Marriage practices of female migrants from North-Western Europe to Syria (Aysha Navest, Martijn de Koning and Annelies Moors)

This exploratory research project investigates the intersection between marriage and doing hijra to IS-ruled areas of Syria. Publications often focus on female radicalization, either presenting them as victims of unscrupulous men or as militant activists, also because researchers depend on these women’s public online posts. Our focus on marriage practices and our method of private chatting produces a different kind of knowledge: these women opt to live under IS-rule, yet are not very activist. They concur with IS attempts to regulate the conclusion of marriages and through their everyday practices attempt to normalize life under IS rule.

Happily Unmarried in Tunisia: A Case Study of Extramarital Cohabitation in Tunis (Iris Kolman).

This research project focuses on the motives of a number of young Tunisian women to engage in unmarried cohabitation in Tunis. The aim is to deepen our understanding of how young Tunisian women of Muslim origin deal with the conflicting demands and expectations of the ever-changing society they live in. Since norms are produced through everyday practices, this study investigates through ethnographic methods how these women understand their own acts of decision-making and how they make sense of their world.

Negotiating ‘appropriate’ wedding ceremonies. The Islamization and commercialization of wedding ceremonies amongst Dutch-Moroccan women (Fatiha El-Hajjari).

In this subproject El-Hajjari examines the Islamization and commercialization of wedding ceremonies in the Netherlands. The focus of this ethnographic study lies on the relationship between the commercial industry of wedding ceremonies on the one hand, and the wedding ceremony as a ‘religious ritual’ on the other hand. In this study El-Hajjari analyzes the (shifting) meanings and uses of Islamic reasoning and argumentations in the planning and execution of wedding ceremonies amongst the women.
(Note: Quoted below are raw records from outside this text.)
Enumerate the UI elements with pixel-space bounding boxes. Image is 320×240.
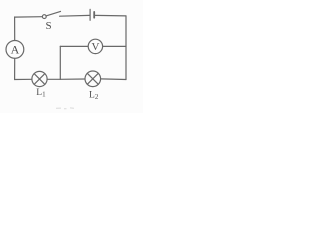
svg-text:A: A [11, 43, 20, 57]
wire switch-to-battery segment [60, 14, 90, 17]
wire left side upper [14, 17, 16, 41]
lamp L1 [32, 71, 47, 86]
battery [90, 9, 94, 20]
wire top-left segment [15, 16, 43, 18]
lamp L2 [85, 71, 101, 87]
ammeter A [6, 41, 24, 59]
wire voltmeter branch right horizontal [103, 45, 126, 47]
wire right side [125, 16, 127, 80]
wire left side lower [14, 58, 16, 79]
svg-text:V: V [92, 41, 100, 53]
wire junction-to-L2 segment [60, 78, 85, 80]
wire battery-to-corner segment [95, 14, 126, 17]
wire bottom-left segment [15, 78, 32, 80]
faint print-through smudge [56, 107, 74, 110]
wire L2-to-corner segment [101, 78, 126, 81]
voltmeter V [88, 39, 102, 53]
wire L1-to-junction segment [47, 78, 60, 80]
svg-text:L2: L2 [89, 91, 99, 102]
switch S [42, 11, 60, 18]
svg-text:L1: L1 [36, 88, 46, 99]
wire voltmeter stub vertical [59, 46, 61, 79]
wire voltmeter branch left horizontal [60, 45, 88, 47]
svg-text:S: S [45, 20, 51, 32]
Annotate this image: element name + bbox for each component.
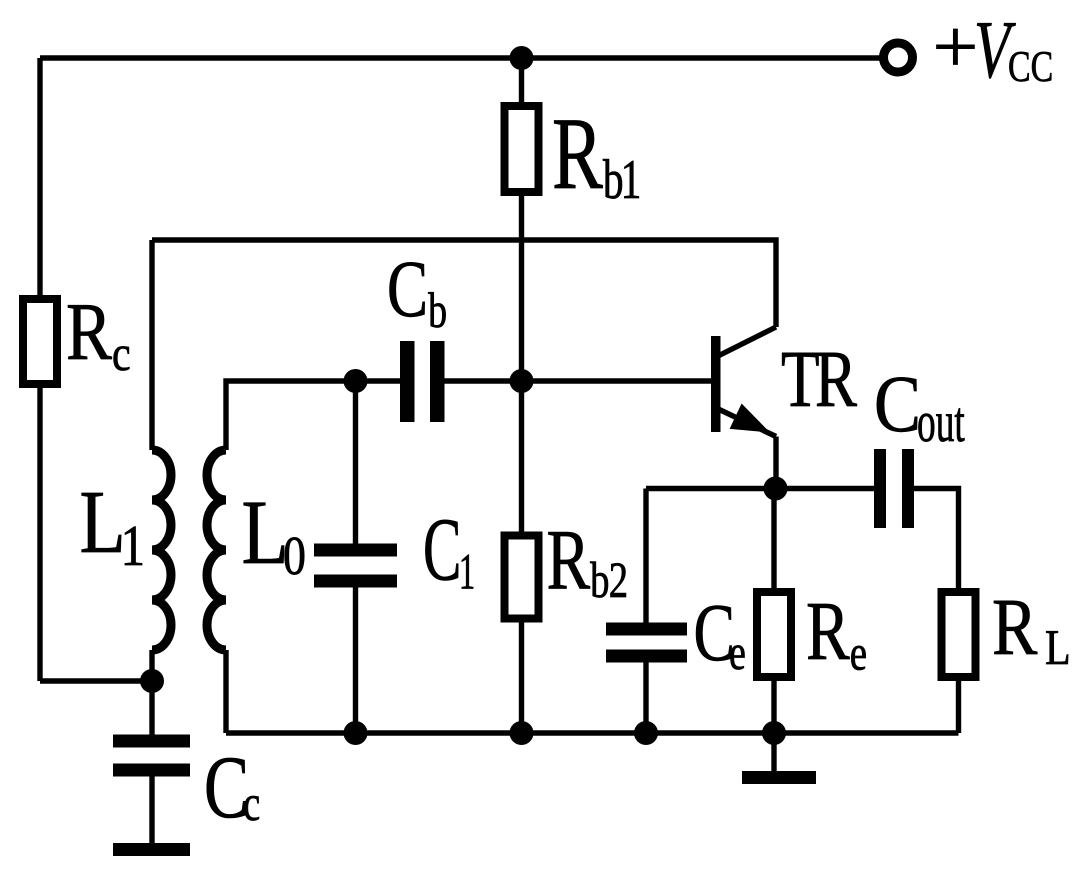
wire Re branch upper [771,489,776,589]
wire Ce branch lower [643,663,648,734]
svg-text:C: C [874,359,921,449]
wire node A horizontal [40,678,152,683]
svg-text:TR: TR [781,334,857,424]
node Rb2 ground junction [510,721,534,745]
svg-text:+: + [933,5,979,89]
wire emitter vertical [773,437,778,489]
capacitor C1 plates [314,544,397,557]
resistor Rb2 [505,536,539,619]
wire top supply rail [40,55,880,60]
svg-text:CC: CC [1008,42,1053,91]
wire Cc top lead [149,681,154,735]
capacitor Cc bottom bar [113,843,190,856]
node top rail junction [510,46,534,70]
wire L1 bottom lead [149,650,154,681]
svg-text:L1: L1 [80,473,146,578]
node A junction [140,669,164,693]
capacitor Cb plates [400,341,415,422]
node Re ground junction [762,721,786,745]
capacitor Cout plates [874,449,886,528]
wire L1 top lead [149,240,154,450]
svg-text:Rc: Rc [66,286,131,381]
resistor Re [757,592,791,677]
wire emitter rail [646,486,874,491]
wire Rb1 to base node [519,196,524,532]
node C1 ground junction [344,721,368,745]
wire C1 branch lower [353,588,358,734]
transistor TR body bar [711,336,721,432]
svg-text:Re: Re [806,585,867,681]
svg-text:Rb2: Rb2 [547,512,629,610]
svg-text:out: out [917,389,965,454]
wire collector diagonal [714,327,776,358]
wire Cout to RL [914,489,959,589]
inductor L0 [207,450,226,650]
wire C1 branch upper [353,381,358,544]
node base left junction [344,369,368,393]
svg-text:C1: C1 [423,501,475,601]
node base junction [510,369,534,393]
node emitter junction [764,477,788,501]
wire base left segment [226,381,400,450]
svg-text:Cc: Cc [204,739,260,837]
wire RL bottom lead [956,681,961,733]
capacitor Cc plates [113,735,190,748]
wire Rb2 to ground rail [519,623,524,734]
wire Rb1 branch upper [519,58,524,102]
transistor TR emitter arrow [730,404,770,433]
svg-text:L0: L0 [242,481,306,586]
wire ground stem [771,733,776,771]
wire Ce branch upper [643,489,648,623]
svg-text:Rb1: Rb1 [552,97,641,211]
wire Re branch lower [771,681,776,733]
capacitor Ce plates [606,623,687,636]
svg-text:Ce: Ce [694,587,746,680]
svg-text:Cb: Cb [387,244,447,338]
wire emitter diagonal [714,407,776,437]
inductor L1 [152,450,171,650]
wire ground rail [226,730,959,735]
ground bar [742,771,816,784]
node Ce ground junction [634,721,658,745]
resistor RL [942,592,976,677]
resistor Rb1 [505,106,539,192]
wire collector feedback horizontal [152,240,776,327]
wire Cc bottom lead [149,777,154,844]
terminal +Vcc circle [884,43,913,72]
wire L0 bottom lead [223,650,228,733]
wire base right segment [445,378,712,383]
wire left branch vertical [37,58,42,681]
resistor Rc [23,299,57,384]
svg-text:RL: RL [992,582,1071,675]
The ethnographic data show that the blooming Dutch-Moroccan wedding industry gradually dominates the celebration of wedding ceremonies, posing challenges to both the traditional role of Islam and existing social relationships between and within families.

ART and temporary marriages in Iran: New technologies, new meanings of sigheh? (Tara Asgarilaleh)

Whereas in the majority Sunni Muslim world all forms of gamete donation are strictly prohibited, in Iran ARTs, including the use of donor gametes and embryos, have been legislated by religious authorities and regulated by the state. Focusing on the experiences of involuntarily childless couples, this contribution investigates the changing meanings of sigheh from a religiously acceptable way of cross-gender (sexual) relationships to a religious solution for treating infertility in the case of third party donation. Whereas prior to the emergence of ARTs in Iran, sigheh has also been considered as a way to conceive, this study explores the emergence of new forms of sigheh, such as ‘laboratory sigheh’ in which no sexual activity is involved. Using notions such as ‘reproductive navigation’  and ‘Islamic biopolitics’, this contribution, more generally, investigates whether and to whom temporary marriages are relevant in seeking medical help to treat infertility in contemporary Iran.